Home Sales In Canada Are Much Higher Than Usual

Home sales are lower than last year but elevated significantly above normal. National Bank calculations show last month’s SAAR home sales are 27.5% higher than the 10-year average. As you can see above, it’s rather obvious how unusually high the current home sales level is. You might have also noticed home sales have made an abrupt reversal after cooling.  

Canadian Home Buyers Are In A Rush To Buy

A new indicator shows rates are likely to rise and send mortgage costs higher every other day. Higher rates typically throttle home sales, but rates haven’t actually climbed very much. The BoC has been holding rates despite wide market expectations to rise. 

“This upturn in activity can be linked to recent increases in mortgage rates and the anticipation of more next year.,” said Darren King, an economist at the bank who writes their regular housing reports. He adds, “Indeed, some people who have secured advantageous mortgage rates have probably moved up transactions in order to not be impacted by these rate increases.”  

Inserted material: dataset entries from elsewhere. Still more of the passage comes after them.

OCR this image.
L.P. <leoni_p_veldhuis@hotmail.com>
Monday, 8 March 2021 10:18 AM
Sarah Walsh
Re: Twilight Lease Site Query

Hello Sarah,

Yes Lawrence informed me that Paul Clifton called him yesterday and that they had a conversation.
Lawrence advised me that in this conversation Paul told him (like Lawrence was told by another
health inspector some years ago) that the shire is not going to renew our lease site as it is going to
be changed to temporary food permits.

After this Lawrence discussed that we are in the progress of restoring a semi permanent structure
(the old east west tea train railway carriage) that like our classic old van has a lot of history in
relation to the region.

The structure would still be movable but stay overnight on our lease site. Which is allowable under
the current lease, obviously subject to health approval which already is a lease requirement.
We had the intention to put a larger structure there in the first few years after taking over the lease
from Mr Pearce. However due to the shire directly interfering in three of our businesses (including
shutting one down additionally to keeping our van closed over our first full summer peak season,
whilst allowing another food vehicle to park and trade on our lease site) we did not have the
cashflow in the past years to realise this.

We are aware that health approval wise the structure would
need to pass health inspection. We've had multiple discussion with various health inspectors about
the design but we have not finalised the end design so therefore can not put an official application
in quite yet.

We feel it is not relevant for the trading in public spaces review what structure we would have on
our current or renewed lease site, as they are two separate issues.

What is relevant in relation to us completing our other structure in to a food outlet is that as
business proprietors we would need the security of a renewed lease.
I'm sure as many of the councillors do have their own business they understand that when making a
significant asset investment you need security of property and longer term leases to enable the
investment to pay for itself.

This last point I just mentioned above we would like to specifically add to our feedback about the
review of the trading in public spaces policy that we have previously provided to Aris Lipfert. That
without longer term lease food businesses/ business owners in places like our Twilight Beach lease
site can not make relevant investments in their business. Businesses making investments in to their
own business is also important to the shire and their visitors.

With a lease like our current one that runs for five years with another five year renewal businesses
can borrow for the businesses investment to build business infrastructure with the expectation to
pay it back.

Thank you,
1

When bond yields were climbing in September, rate talks accelerated. Elevated inflation or an improved economy, every day data is released to indicate rates should normalize. It’s like someone just rang a bell for the last call, and everyone is scrambling for cheap debt. No one knows when the BoC will raise rates, but the uncertainty motivates.

Homebuyers are operating in a drawn-out risk scenario in fear of something the BoC is afraid to do. This has led to a long period of panicked behavior that isn’t even close to over, which is why other countries don’t give prolonged warnings. Canadian policymakers think they’re giving households time to prepare, but they’re really giving them a longer period to operate in panic mode.